Many CMSs, by default, use absolute URLs (which include the protocol – http/https and the domain) for links and embedded media files.
What this means is that links embedded into content on pages would still have the old (HTTP) URLs. If 301 redirects are implemented to point the old links to the new ones (which is good SEO practice), then this will result in lots of internal 301 redirects.
SEOs have different views on how bad internal 301 redirects are for SEO but what we do know is that Google interprets internal 301 redirects to the homepage as a 404 (or page not found) – which is not beneficial to SEO.
John Mueller of Google confirmed this during a Webmaster central hangout in 2013. That means that if you 301 internal pages to the homepage, they won’t pass PageRank.
Another side effect of absolute URLs being embedded into pages is that users are then presented with content including the old unsecured assets over a secure connection.
This results in mixed content, whereby some assets are delivered over HTTPS and others through regular HTTP. Mixed content will throw up errors in modern browsers – normally by altering the padlock icon in a user's browser.
This is a common problem for webmasters. Qualsys analysed the home pages of about 250,000 secure sites from the Alexa top 1 million list, and found that 22% of them included unsecure content.
During the migration, you should set all internal assets to use relative rather than absolute URLs.
For external resources, such as third-party scripts and iframes, you'd need to load them using the secure (HTTPS) protocol, if the external resource is available over SSL.
It should be noted that different browsers handle mixed content differently. Qualsys provides a tool (SSL Labs) that let's you know which types of assets that present mixed content errors in different browsers – a page which ironically throws up mixed content errors in Google Chrome.
Loss of some link juice
Even if you successfully implement SSL and the migration is handled properly, your site may still lose some of the 'link juice' from inbound links.

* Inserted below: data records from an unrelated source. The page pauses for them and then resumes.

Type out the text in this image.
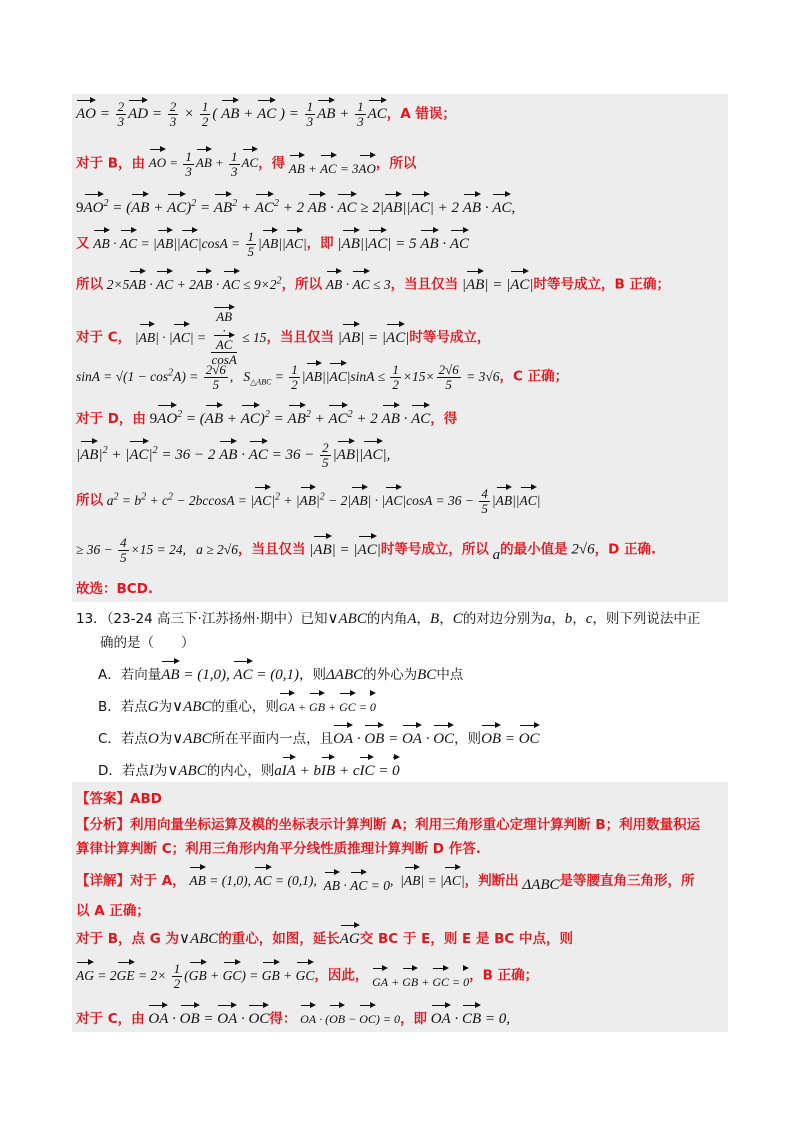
AO = $\frac{2}{3}$ AD = $\frac{2}{3} \times \frac{1}{2}$ ( AB + AC ) = $\frac{1}{3}$ AB + $\frac{1}{3}$ AC，A 错误；
对于 B，由 AO = $\frac{1}{3}$ AB + $\frac{1}{3}$ AC，得 AB + AC = 3AO，所以
$9AO^2 = (AB + AC)^2 = AB^2 + AC^2 + 2$ AB · AC ≥ 2|AB||AC| + 2 AB · AC,
又 AB · AC = $|AB||AC|\cos A = \frac{1}{5} |AB||AC|$，即 |AB||AC| = 5 AB · AC
所以 2×5AB · AC + 2AB · AC ≤ $9\times 2^2$，所以 AB · AC ≤ 3，当且仅当 |AB| = |AC|时等号成立，B 正确；
对于 C， |AB| · |AC| = AB
·
AC
cosA ≤ 15，当且仅当 |AB| = |AC|时等号成立，
$\sin A = √(1 - \cos^2A) = \frac{2√6}{5}$ ,   $S_{\triangle ABC} = \frac{1}{2} |AB||AC|\sin A \le \frac{1}{2} \times 15\times \frac{2√6}{5} = 3√6$，C 正确；
对于 D，由 $9AO^2 = (AB + AC)^2 = AB^2 + AC^2 + 2$ AB · AC，得
$|AB|^2 + |AC|^2 = 36 - 2$ AB · AC = $36 - \frac{2}{5} |AB||AC|$,
所以 $a^2 = b^2 + c^2 - 2bccosA = |AC|^2 + |AB|^2 - 2|AB| \cdot |AC|\cos A = 36 - \frac{4}{5} |AB||AC|$
≥ $36 - \frac{4}{5} \times 15 = 24$,   a ≥ 2√6，当且仅当 |AB| = |AC|时等号成立，所以 a的最小值是 2√6，D 正确.
故选：BCD.
13．（23-24 高三下·江苏扬州·期中）已知∨ABC的内角A，B，C的对边分别为a，b，c，则下列说法中正
确的是（　　）
A．若向量AB = (1,0), AC = (0,1)，则ΔABC的外心为BC中点
B．若点G为∨ABC的重心，则GA + GB + GC = 0
C．若点O为∨ABC所在平面内一点，且OA · OB = OA · OC，则OB = OC
D．若点I为∨ABC的内心，则aIA + bIB + cIC = 0
【答案】ABD
【分析】利用向量坐标运算及模的坐标表示计算判断 A；利用三角形重心定理计算判断 B；利用数量积运
算律计算判断 C；利用三角形内角平分线性质推理计算判断 D 作答.
【详解】对于 A， AB = (1,0), AC = (0,1),  AB · AC = 0,  |AB| = |AC|，判断出 ΔABC是等腰直角三角形，所
以 A 正确；
对于 B，点 G 为∨ABC的重心，如图，延长AG交 BC 于 E，则 E 是 BC 中点，则
AG = $2GE = 2\times \frac{1}{2} (GB + GC)$ = GB + GC，因此， $_{GA + GB + GC = 0}$，B 正确；
对于 C，由 OA · OB = OA · OC得： OA · (OB − OC) = 0，即 OA · CB = 0,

The reason for this is as old as the PageRank algorithm itself. Every followed link that Google identifies passes some PageRank from the source to the target page. However, to avoid issues with infinite loops from reciprocal linking, there is a decay factor of around 10-15%. This is explained in detail on Matt Cutts's blog.
Google has also previously stated that the decay for a 301 redirect is around the same as a regular link. So, site owners can expect to lose between 10-15% of their inbound link juice as a result of implementing a 301 redirect from their HTTP to HTTPS website.

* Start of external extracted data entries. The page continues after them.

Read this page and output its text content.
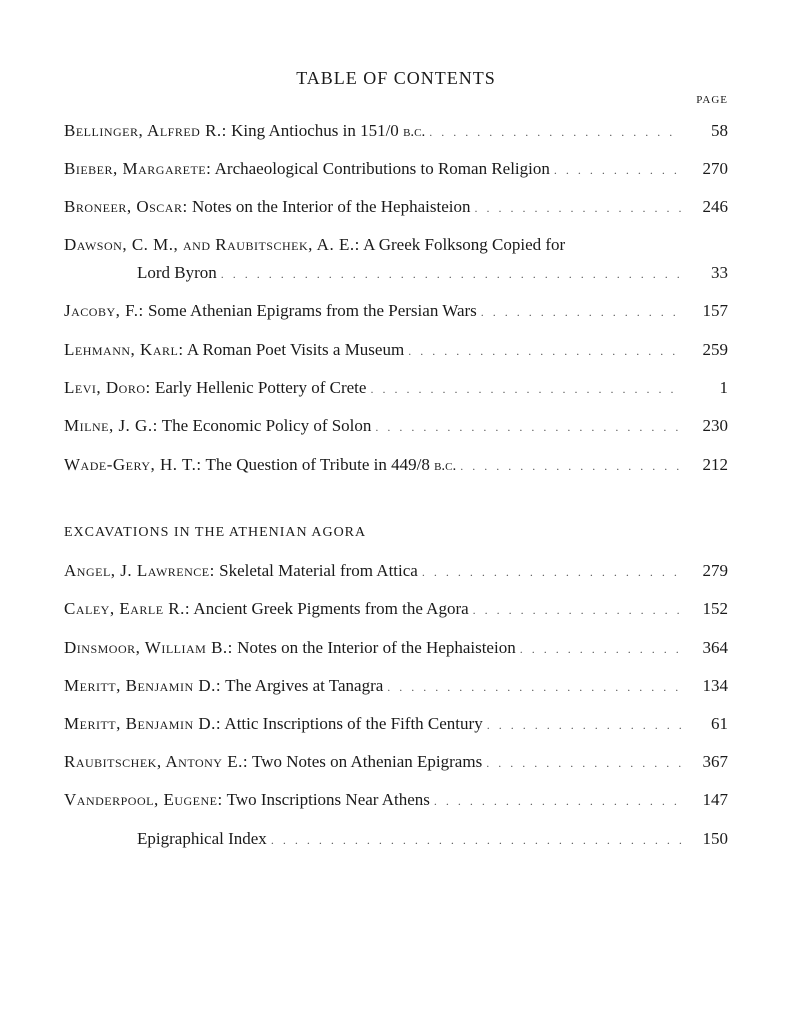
TABLE OF CONTENTS
PAGE
Bellinger, Alfred R.: King Antiochus in 151/0 b.c. . . .	58
Bieber, Margarete: Archaeological Contributions to Roman Religion . . .	270
Broneer, Oscar: Notes on the Interior of the Hephaisteion . . .	246
Dawson, C. M., and Raubitschek, A. E.: A Greek Folksong Copied for
Lord Byron . . .	33
Jacoby, F.: Some Athenian Epigrams from the Persian Wars . . .	157
Lehmann, Karl: A Roman Poet Visits a Museum . . .	259
Levi, Doro: Early Hellenic Pottery of Crete . . .	1
Milne, J. G.: The Economic Policy of Solon . . .	230
Wade-Gery, H. T.: The Question of Tribute in 449/8 b.c. . . .	212
EXCAVATIONS IN THE ATHENIAN AGORA
Angel, J. Lawrence: Skeletal Material from Attica . . .	279
Caley, Earle R.: Ancient Greek Pigments from the Agora . . .	152
Dinsmoor, William B.: Notes on the Interior of the Hephaisteion . . .	364
Meritt, Benjamin D.: The Argives at Tanagra . . .	134
Meritt, Benjamin D.: Attic Inscriptions of the Fifth Century . . .	61
Raubitschek, Antony E.: Two Notes on Athenian Epigrams . . .	367
Vanderpool, Eugene: Two Inscriptions Near Athens . . .	147
Epigraphical Index . . .	150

Conclusion - moving to https
For many industries, such as financial services and legal sectors, and any sites that handle sensitive customer data, requests should be encrypted to and from the server using SSL. However, for a lot of small businesses, secure connections aren’t required and could prove to be an unnecessary burden.
So, before you leap into it, it’s worth considering the benefits and disadvantages of using SSL for your business. It may be wise to monitor your competitors to see if they make the switch to SSL and to check if this has any positive or negative effect on rankings.